The labs kick off with a view of what your server should be showing you as the empty basic dashboard template, ready for you to start adding your very first component. You kick off this adventure by learning how to add a StatChart
, specifically, one to show memory usage as a percentage number.
You are guided through the specification for adding a new entry for your component in the panel
section of the resource definition:
"statMemory": {
"kind": "Panel",
"spec": {
"display": {
"name": "Memory Usage",
"description": "This is a stat chart"
},
"plugin": {
"kind": "StatChart",
"spec": {
"query": {
"kind": "TimeSeriesQuery",
"spec": {
"plugin": {
"kind": "PrometheusTimeSeriesQuery",
"spec": {
"query": "100 - ((node_memory_MemAvailable_bytes{job='$job',instance=~'$instance'} * 100) / node_memory_MemTotal_bytes{job='$job',instance=~'$instance'})" }
}
}
},
"calculation": "LastNumber", "unit": { "kind": "Percent" }
}
}
This follows what we learned in the previous lab, with a kind
, spec
, and plugin
section laid out to ensure visualization of the component using a StatChart
and a PromQL
query to gather the metrics data we want to display.
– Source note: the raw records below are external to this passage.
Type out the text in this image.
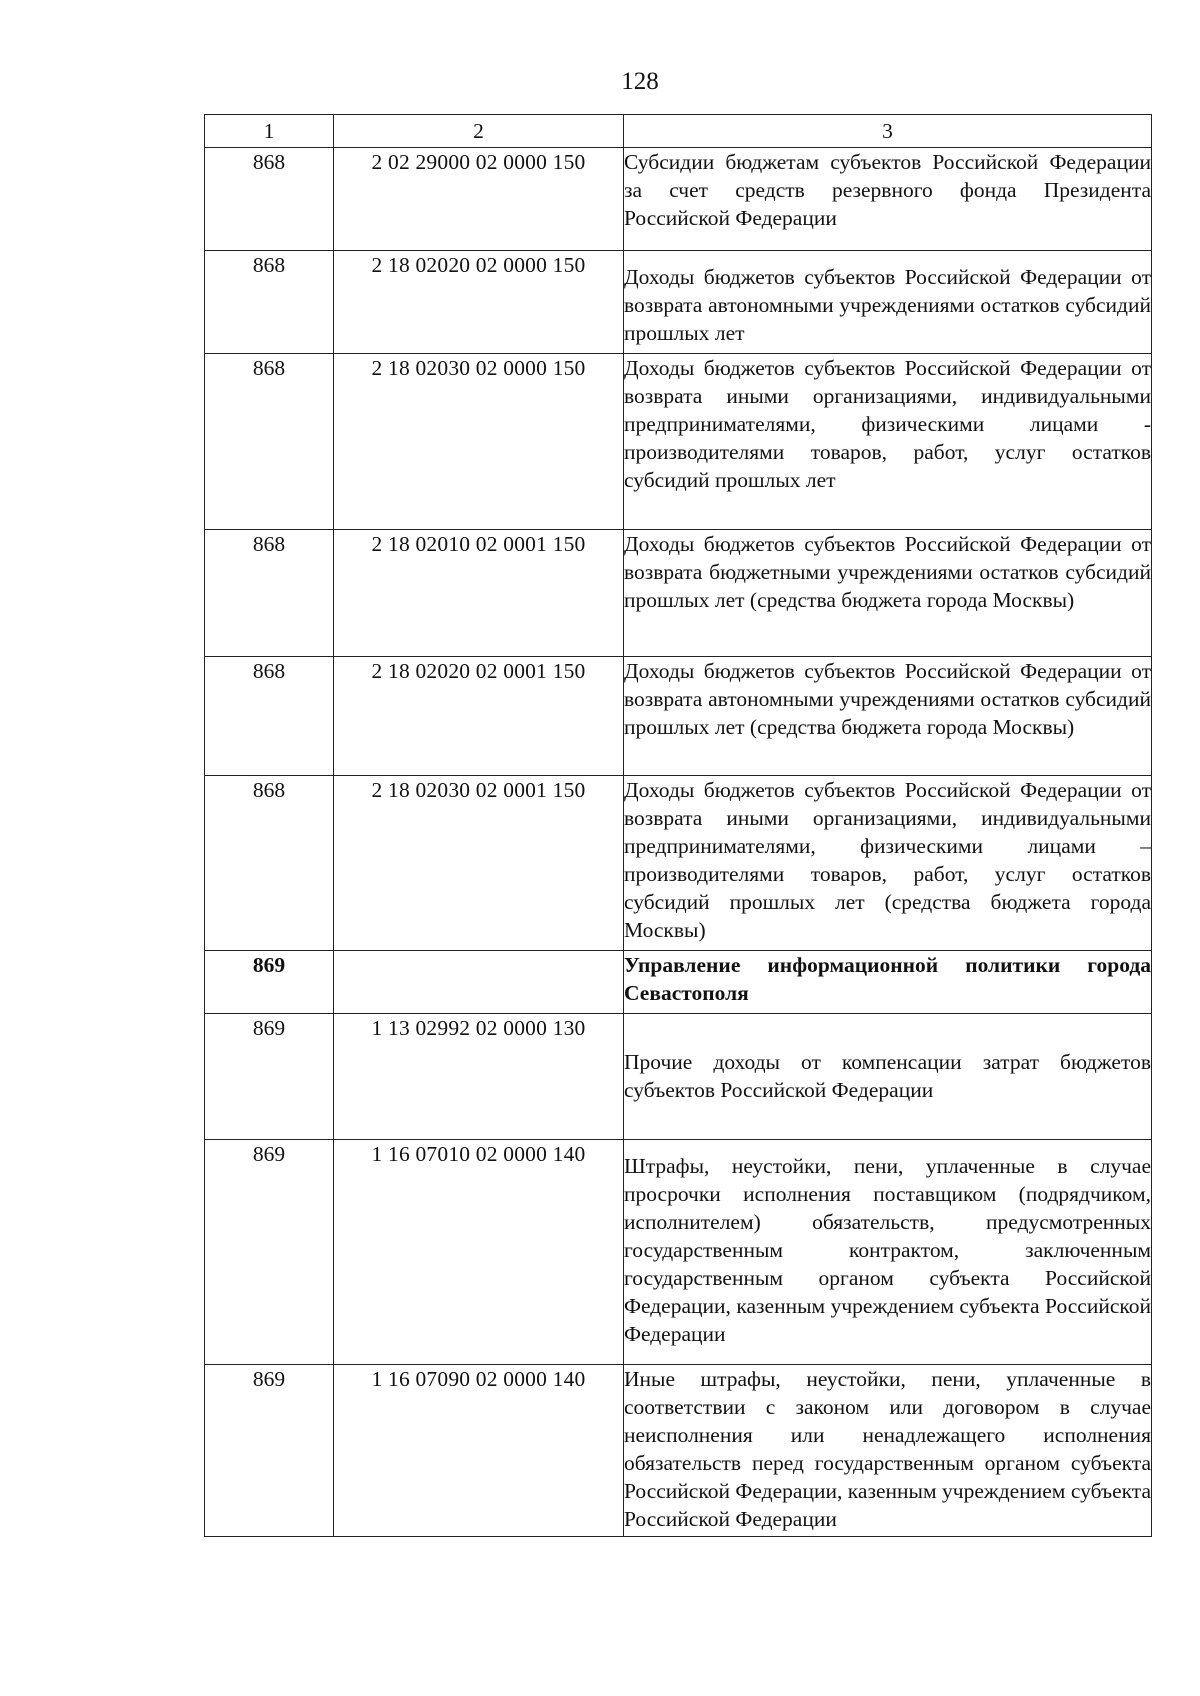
128
1	2	3
868	2 02 29000 02 0000 150	Субсидии бюджетам субъектов Российской Федерации за счет средств резервного фонда Президента Российской Федерации
868	2 18 02020 02 0000 150	Доходы бюджетов субъектов Российской Федерации от возврата автономными учреждениями остатков субсидий прошлых лет
868	2 18 02030 02 0000 150	Доходы бюджетов субъектов Российской Федерации от возврата иными организациями, индивидуальными предпринимателями, физическими лицами - производителями товаров, работ, услуг остатков субсидий прошлых лет
868	2 18 02010 02 0001 150	Доходы бюджетов субъектов Российской Федерации от возврата бюджетными учреждениями остатков субсидий прошлых лет (средства бюджета города Москвы)
868	2 18 02020 02 0001 150	Доходы бюджетов субъектов Российской Федерации от возврата автономными учреждениями остатков субсидий прошлых лет (средства бюджета города Москвы)
868	2 18 02030 02 0001 150	Доходы бюджетов субъектов Российской Федерации от возврата иными организациями, индивидуальными предпринимателями, физическими лицами – производителями товаров, работ, услуг остатков субсидий прошлых лет (средства бюджета города Москвы)
869		Управление информационной политики города Севастополя
869	1 13 02992 02 0000 130	Прочие доходы от компенсации затрат бюджетов субъектов Российской Федерации
869	1 16 07010 02 0000 140	Штрафы, неустойки, пени, уплаченные в случае просрочки исполнения поставщиком (подрядчиком, исполнителем) обязательств, предусмотренных государственным контрактом, заключенным государственным органом субъекта Российской Федерации, казенным учреждением субъекта Российской Федерации
869	1 16 07090 02 0000 140	Иные штрафы, неустойки, пени, уплаченные в соответствии с законом или договором в случае неисполнения или ненадлежащего исполнения обязательств перед государственным органом субъекта Российской Федерации, казенным учреждением субъекта Российской Федерации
Once our component is defined, we need to locate it on our dashboard, which is done in the layouts
section, as shown here:
"layouts": [
{
"kind": "Grid",
"spec": {
"display": { "title": "My First Row", "collapse": { "open": true } },
"items": [
{
"x": 0,
"y": 2,
"width": 2,
"height": 3,
"content": { "$ref": "#/spec/panels/statMemory" }
]
}
}
]
Note that in the workshop lab, you are given these code snippets as helpers, but I've also attempted to share proper testing and validation as you work towards a final dashboard using the provided CLI tooling. This means that before you proceed, you validate the JSON you've created (and find that the above layouts
section is missing a closing curly bracket after line 12.)
$ ./bin/percli lint -f [PATH_TO_RESOURCE]/myfirstdashboard.json Error: unable to read file, format invalid: yaml: did not find expected ',' or '}'
After you fix this problem you find using the CLI tooling you can apply your changes:
$ ./bin/percli lint -f [PATH_TO_RESOURCE]/myfirstdashboard.json your resources look good $ ./bin/percli apply -f [PATH_TO_RESOURCE]/myfirstdashboard.json object "Dashboard" "MyFirstDashboard" has been applied in the project "WorkshopProject"
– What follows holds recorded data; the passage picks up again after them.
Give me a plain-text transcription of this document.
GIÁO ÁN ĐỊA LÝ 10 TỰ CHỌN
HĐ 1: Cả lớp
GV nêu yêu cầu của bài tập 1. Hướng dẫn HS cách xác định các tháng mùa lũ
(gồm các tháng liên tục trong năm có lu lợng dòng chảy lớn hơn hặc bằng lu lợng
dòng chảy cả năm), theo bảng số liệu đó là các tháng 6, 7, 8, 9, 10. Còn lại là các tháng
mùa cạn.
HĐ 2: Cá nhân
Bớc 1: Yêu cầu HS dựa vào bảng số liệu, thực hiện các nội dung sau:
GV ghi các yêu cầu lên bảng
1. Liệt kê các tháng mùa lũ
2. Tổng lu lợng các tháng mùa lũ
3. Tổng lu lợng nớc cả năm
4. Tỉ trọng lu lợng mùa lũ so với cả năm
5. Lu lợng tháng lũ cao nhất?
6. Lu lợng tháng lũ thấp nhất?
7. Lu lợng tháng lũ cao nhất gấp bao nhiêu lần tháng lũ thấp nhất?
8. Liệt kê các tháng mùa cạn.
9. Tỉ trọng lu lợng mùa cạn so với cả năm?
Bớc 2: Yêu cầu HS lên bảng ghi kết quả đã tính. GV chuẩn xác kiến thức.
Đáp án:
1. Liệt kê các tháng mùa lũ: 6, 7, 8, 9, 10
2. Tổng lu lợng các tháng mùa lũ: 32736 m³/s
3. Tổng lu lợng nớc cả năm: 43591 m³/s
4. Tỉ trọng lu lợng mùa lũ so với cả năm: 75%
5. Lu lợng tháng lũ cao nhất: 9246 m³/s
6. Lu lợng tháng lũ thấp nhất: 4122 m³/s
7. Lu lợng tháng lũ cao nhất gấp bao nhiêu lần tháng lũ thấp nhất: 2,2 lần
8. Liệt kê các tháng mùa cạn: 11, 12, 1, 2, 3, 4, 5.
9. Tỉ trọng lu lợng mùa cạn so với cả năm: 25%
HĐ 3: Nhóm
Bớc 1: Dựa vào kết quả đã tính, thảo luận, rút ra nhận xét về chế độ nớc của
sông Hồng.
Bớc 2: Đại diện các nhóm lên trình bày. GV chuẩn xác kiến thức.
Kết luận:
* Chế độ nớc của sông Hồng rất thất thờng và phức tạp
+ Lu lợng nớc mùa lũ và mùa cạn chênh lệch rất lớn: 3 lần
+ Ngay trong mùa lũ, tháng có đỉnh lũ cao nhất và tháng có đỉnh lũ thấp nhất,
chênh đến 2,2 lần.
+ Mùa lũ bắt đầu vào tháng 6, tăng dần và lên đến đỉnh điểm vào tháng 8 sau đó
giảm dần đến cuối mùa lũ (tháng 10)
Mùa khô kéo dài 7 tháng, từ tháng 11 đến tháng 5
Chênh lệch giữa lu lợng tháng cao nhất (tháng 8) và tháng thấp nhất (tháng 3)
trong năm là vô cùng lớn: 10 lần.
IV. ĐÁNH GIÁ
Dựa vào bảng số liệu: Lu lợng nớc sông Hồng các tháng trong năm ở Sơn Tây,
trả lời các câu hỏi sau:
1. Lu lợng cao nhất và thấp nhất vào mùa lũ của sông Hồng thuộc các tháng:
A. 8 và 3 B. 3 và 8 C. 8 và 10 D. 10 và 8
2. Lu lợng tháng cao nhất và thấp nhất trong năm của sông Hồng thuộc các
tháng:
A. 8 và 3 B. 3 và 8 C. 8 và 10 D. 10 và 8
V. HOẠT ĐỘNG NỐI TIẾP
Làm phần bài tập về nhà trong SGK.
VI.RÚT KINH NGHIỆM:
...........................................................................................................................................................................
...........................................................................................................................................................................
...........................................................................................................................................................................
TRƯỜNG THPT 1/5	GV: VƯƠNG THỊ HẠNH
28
Then verify that they were applied on your dashboard:
You can see that your memory usage component is placed in the first row of your dashboard and reports on the current memory usage for the server instance selected.
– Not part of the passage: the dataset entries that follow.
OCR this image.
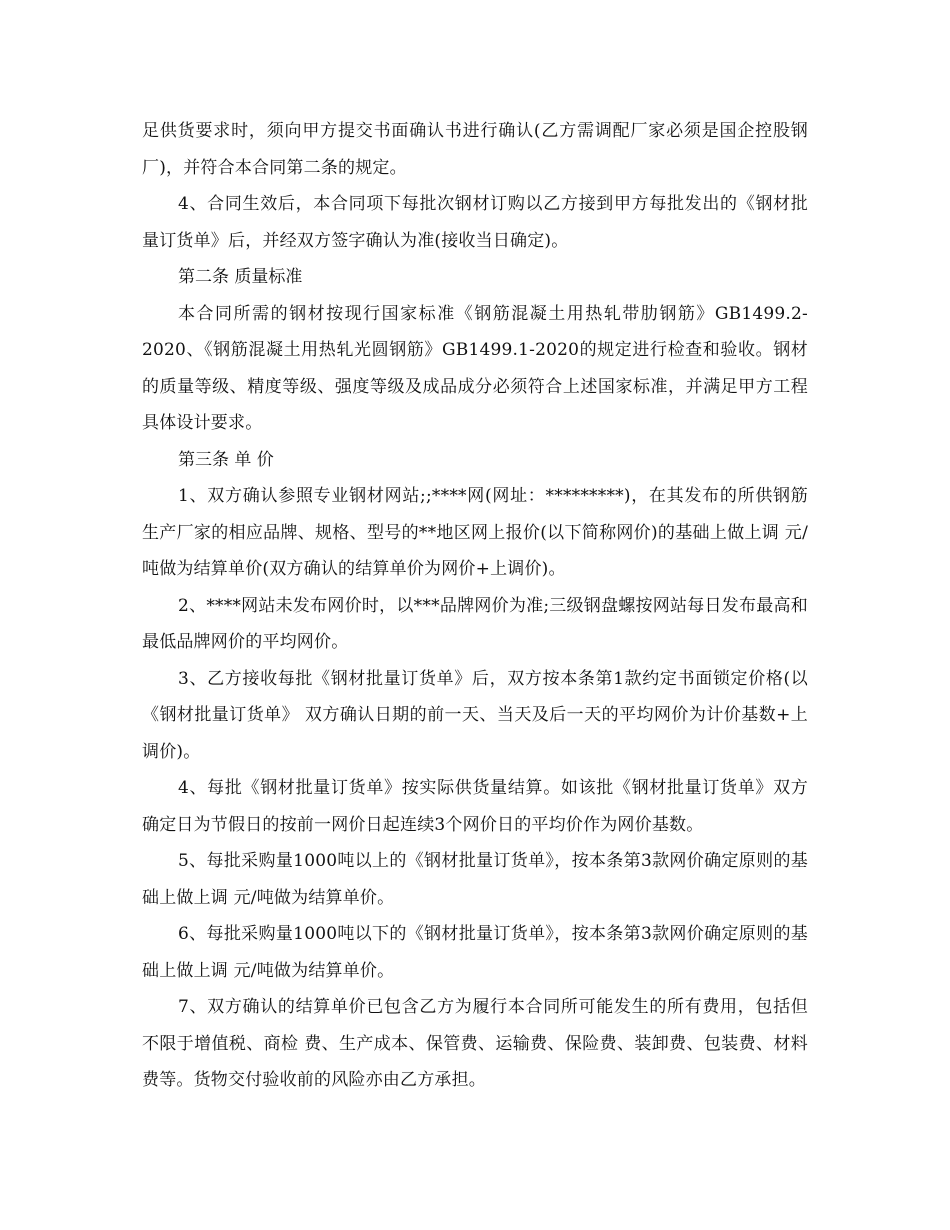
足供货要求时，须向甲方提交书面确认书进行确认(乙方需调配厂家必须是国企控股钢厂)，并符合本合同第二条的规定。

4、合同生效后，本合同项下每批次钢材订购以乙方接到甲方每批发出的《钢材批量订货单》后，并经双方签字确认为准(接收当日确定)。

第二条 质量标准

本合同所需的钢材按现行国家标准《钢筋混凝土用热轧带肋钢筋》GB1499.2-2020、《钢筋混凝土用热轧光圆钢筋》GB1499.1-2020的规定进行检查和验收。钢材的质量等级、精度等级、强度等级及成品成分必须符合上述国家标准，并满足甲方工程具体设计要求。

第三条 单 价

1、双方确认参照专业钢材网站;;****网(网址：*********)，在其发布的所供钢筋生产厂家的相应品牌、规格、型号的**地区网上报价(以下简称网价)的基础上做上调 元/吨做为结算单价(双方确认的结算单价为网价+上调价)。

2、****网站未发布网价时，以***品牌网价为准;三级钢盘螺按网站每日发布最高和最低品牌网价的平均网价。

3、乙方接收每批《钢材批量订货单》后，双方按本条第1款约定书面锁定价格(以《钢材批量订货单》 双方确认日期的前一天、当天及后一天的平均网价为计价基数+上调价)。

4、每批《钢材批量订货单》按实际供货量结算。如该批《钢材批量订货单》双方确定日为节假日的按前一网价日起连续3个网价日的平均价作为网价基数。

5、每批采购量1000吨以上的《钢材批量订货单》，按本条第3款网价确定原则的基础上做上调 元/吨做为结算单价。

6、每批采购量1000吨以下的《钢材批量订货单》，按本条第3款网价确定原则的基础上做上调 元/吨做为结算单价。

7、双方确认的结算单价已包含乙方为履行本合同所可能发生的所有费用，包括但不限于增值税、商检 费、生产成本、保管费、运输费、保险费、装卸费、包装费、材料费等。货物交付验收前的风险亦由乙方承担。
When you hover over this component, you notice an informational icon with pop-up text as a help feature. So let's update that to brag a bit about our first-ever component in a dashboard by changing that text in the panel
definition:
"statMemory": {
"kind": "Panel",
"spec": {
"display": {
"name": "Memory Usage",
"description": "This is my first ever stat chart!"
}
Now when we hover over our informational icon for this component we can see the following:
This is just a little fun way to historically record our progress in the world of data visualization. This was a short tour of adding your first component and actually having created your first dashboard. As this is not really useful to anyone, you'll continue flushing out your dashboard in the following advanced labs.